The final permutation is the inverse of the initial permutation. Therefore, the input for the first round of DES round is R_{16}|L_{16}. (Note that it is swap.) For input A|B in a round, the output is B|(A XOR M(B,K)) where K is the per round key. Suppose the input of a round is R_{i}|L_{i} and the key is K_{i}. We can compute the output as L_{i}|(R_{i} XOR M(L_{i},K_{i}). Now, remember by the DES round and the definition of L_i and R_i. We have L_{i}=R_{i-1} and R_{i}=L_{i-1} XOR M(L_{i},K_{i}). We can simplify the output of the round to R_{i-1}|L_{i-1}. Therefore, at the end of the 16 rounds, we should have R_{0}|L_{0}. Now we swap the L and R according to R and apply IP^{-1}, and this will give the orginal message.

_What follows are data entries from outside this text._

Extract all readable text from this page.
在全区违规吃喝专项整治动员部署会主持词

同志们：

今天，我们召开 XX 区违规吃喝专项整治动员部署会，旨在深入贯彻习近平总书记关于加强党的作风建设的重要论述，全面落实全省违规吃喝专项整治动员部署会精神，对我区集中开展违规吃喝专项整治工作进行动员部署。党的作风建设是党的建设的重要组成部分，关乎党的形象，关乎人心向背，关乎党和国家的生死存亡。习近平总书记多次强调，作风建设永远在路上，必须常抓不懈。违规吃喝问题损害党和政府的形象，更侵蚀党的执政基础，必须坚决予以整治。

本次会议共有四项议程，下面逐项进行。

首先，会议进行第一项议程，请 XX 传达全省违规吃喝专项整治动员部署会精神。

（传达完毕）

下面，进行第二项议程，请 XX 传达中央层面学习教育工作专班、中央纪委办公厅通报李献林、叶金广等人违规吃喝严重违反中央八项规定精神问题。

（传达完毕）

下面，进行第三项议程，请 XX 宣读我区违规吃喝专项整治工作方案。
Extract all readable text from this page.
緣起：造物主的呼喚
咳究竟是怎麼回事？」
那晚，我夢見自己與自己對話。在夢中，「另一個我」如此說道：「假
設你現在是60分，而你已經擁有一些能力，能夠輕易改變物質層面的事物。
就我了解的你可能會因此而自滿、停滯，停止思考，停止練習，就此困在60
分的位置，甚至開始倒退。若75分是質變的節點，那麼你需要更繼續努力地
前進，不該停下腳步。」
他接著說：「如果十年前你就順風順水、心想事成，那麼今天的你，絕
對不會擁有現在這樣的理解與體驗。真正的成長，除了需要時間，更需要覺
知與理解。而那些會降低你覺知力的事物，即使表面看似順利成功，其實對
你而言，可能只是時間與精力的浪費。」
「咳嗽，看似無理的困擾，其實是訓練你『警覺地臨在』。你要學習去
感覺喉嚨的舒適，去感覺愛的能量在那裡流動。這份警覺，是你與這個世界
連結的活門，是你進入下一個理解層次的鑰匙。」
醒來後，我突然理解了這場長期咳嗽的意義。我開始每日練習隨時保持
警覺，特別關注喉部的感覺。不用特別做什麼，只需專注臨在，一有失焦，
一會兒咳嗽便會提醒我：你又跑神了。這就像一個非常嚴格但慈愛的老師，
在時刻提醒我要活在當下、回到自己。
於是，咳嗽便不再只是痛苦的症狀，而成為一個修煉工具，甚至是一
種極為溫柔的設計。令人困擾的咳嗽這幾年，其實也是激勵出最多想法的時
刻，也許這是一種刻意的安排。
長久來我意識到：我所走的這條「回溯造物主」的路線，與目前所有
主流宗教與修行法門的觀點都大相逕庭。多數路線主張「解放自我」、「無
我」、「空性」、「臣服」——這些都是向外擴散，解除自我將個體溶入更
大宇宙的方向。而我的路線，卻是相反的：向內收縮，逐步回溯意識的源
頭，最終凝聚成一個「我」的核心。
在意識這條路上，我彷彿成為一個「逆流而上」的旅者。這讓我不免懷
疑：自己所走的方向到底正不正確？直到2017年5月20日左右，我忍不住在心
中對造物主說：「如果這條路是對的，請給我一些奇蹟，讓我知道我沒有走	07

We let I denote that all one vector of length either 32, 56 or 64 (depending the context). So c(x)=I-x = I+x and c(K)=I-K = I+K (mod 2!!!) We analyze the input of x and c(x) to DES. In the IP, since we just shuffle the bits, the output of IP are complement to each other. Similarly, the per round keys for K and per round keys for c(K) is just bit-wise complement of each other. By the same token, (the final permutation is the same too), we just need to analyze the per round operation. If the input in a round is L_{i}|R_{i}, then the output is R_{i}| L_{i} XOR (m(R_{i},K_{i}). We first note that the "expansion" of the 32 bits to 48 bits also preserve the bitwise complement. We denote the expanded input of R_{i} as RR_{i}. The output of the round can be re-written as R_{i}| L_{i} XOR (m(RR_{i} XOR K_{i}). Now, if the input were c(L_{i})|c(R_{i}) with key c(K_i), the the output is c(R_{i})| c(L_{i}) XOR (m(c(RR_{i}) XOR c(K_{i})). Now c(RR_{i}) XOR c(K_{i}) = I+RR_{i} XOR I + K_{i} = RR_{i} XOR K_{i}. Therefore, the output is c(R_{i})| c(L_{i}) XOR (m(RR_{i} XOR K_{i}). Next, we can easily see that L_{i} XOR (m(RR_{i} XOR K_{i}) and c(L_{i}) XOR (m(RR_{i} XOR K_{i}) are bitwise complement of each other since adding them would become zero. Therefore, after each round, the output is bit-wise complement of each other. Hence, we are done.
a) If C_{0} and D_{0} were either all 0 or all 1, then, when we generate the per-round keys. All 16 keys are the same since C_{i} and D_{i} are the same. Now, since all keys are the same, we must have K_{17-i}=K_{i} for all i. By problem 7, decrypting with the key schedule reverse is the same as encrypting. Therefore E_{K1}(E_{K1}(x)) = D_K1(E_K1(x))=x. Hence K1 is self dual.
b) when the key is 0101010101010101, since it is represented as hexadecimal. All bits multiple of 8 are not used. Hence, the key is 56 bits of 0 in binary representation. Therefore, C_0=0 and D_0=0. By a, this key is self-dual.